A very similar airplane bombing occurred in 1988 when the
Pan Am flight travelling from London to New York exploded in mid air and fell in
the quaint town of Lockerbie in south of Scotland, killing all 259 people on
board. This time, the bomb was triggered by high altitude of the plane rather
than a timer and it was encased in a smaller radio device. The electronic
circuitry around the explosive was ingenious in its conception and it soon
became clear that it could not have been the work of a novice. Eventually, investigation
revealed that an intelligence officer of Libya was the mastermind behind the
sinister plan and was thus responsible for bringing down the plane of America’s
largest airline company at that time. Muammar Gaddafi’s Libya had been reeling
under strict sanctions imposed by the US. The anti US persona of the dictator
and the simmering tension between the two countries were responsible for the unforgivable
loss of hundreds of innocent lives on board the plane.
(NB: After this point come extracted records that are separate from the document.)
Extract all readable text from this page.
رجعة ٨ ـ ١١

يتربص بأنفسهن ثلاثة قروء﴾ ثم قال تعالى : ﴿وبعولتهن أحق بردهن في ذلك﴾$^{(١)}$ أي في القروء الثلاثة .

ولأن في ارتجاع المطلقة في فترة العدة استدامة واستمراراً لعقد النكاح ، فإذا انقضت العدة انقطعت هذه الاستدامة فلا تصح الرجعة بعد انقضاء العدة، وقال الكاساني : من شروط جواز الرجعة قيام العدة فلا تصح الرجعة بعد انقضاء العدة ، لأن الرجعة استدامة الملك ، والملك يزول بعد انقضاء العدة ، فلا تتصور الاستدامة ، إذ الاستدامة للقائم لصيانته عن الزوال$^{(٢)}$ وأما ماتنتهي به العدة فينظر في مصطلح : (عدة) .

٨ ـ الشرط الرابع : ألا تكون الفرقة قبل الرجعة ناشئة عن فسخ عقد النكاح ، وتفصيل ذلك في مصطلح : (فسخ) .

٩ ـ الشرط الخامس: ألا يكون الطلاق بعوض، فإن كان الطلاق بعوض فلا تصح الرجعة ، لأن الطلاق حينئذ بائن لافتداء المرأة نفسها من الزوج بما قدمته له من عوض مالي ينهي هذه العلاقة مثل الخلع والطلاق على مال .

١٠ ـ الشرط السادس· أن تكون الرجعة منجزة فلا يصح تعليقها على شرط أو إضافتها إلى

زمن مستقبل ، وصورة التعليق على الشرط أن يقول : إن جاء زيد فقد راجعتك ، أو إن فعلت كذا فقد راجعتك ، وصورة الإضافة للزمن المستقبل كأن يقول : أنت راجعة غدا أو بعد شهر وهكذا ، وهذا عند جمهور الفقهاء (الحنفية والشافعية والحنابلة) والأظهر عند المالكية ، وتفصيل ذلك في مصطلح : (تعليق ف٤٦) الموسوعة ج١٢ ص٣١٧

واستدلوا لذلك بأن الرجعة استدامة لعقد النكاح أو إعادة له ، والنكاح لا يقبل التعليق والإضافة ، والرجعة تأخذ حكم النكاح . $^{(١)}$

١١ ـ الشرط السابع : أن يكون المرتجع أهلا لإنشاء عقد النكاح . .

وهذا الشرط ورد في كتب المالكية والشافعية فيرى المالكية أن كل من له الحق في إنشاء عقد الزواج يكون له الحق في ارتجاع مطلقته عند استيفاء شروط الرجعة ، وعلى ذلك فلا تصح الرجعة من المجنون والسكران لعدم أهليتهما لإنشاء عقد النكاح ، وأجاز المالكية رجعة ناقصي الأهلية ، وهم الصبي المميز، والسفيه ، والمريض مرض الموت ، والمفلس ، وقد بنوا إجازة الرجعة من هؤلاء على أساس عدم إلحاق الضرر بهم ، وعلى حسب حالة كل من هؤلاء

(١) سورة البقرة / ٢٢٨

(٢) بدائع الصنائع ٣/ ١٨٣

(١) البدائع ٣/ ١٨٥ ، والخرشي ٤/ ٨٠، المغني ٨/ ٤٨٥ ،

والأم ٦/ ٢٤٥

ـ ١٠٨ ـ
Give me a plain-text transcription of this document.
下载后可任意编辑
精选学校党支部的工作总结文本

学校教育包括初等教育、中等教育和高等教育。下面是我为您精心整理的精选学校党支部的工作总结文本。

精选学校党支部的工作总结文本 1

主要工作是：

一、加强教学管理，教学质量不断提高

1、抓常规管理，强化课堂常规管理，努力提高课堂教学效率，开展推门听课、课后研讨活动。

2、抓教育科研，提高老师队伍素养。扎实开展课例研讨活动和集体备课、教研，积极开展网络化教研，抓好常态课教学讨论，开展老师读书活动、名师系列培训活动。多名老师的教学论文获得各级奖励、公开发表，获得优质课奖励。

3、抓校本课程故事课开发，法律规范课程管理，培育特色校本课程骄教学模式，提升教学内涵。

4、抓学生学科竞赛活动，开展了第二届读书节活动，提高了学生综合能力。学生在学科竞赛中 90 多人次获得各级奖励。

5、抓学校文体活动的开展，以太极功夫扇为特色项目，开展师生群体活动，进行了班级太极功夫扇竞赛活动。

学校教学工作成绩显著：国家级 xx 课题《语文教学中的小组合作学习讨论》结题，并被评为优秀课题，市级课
When the security was tightened and it became next to
impossible to carry even sharp objects, leave alone bombs in suitcases, a new
era of human bombs- brain washed people willing to forsake their own lives for
fulfilling the collective objective- surfaced on the scene. The hijack of Air
India flight IC-814 in 1999, hijack and subsequent crash of airplanes into the
World Trade Center in America in 2001 are just some of the horrendous events
recorded in history. Passenger Airplane bombings began as far back as in early
1930s and have continued well into the twenty first century. There is no reason
to assume that such events cannot repeat in near future. Although security has
been beefed up in many major airports around the world but there still remain
many other neglected ones which could be the next target of terrorists.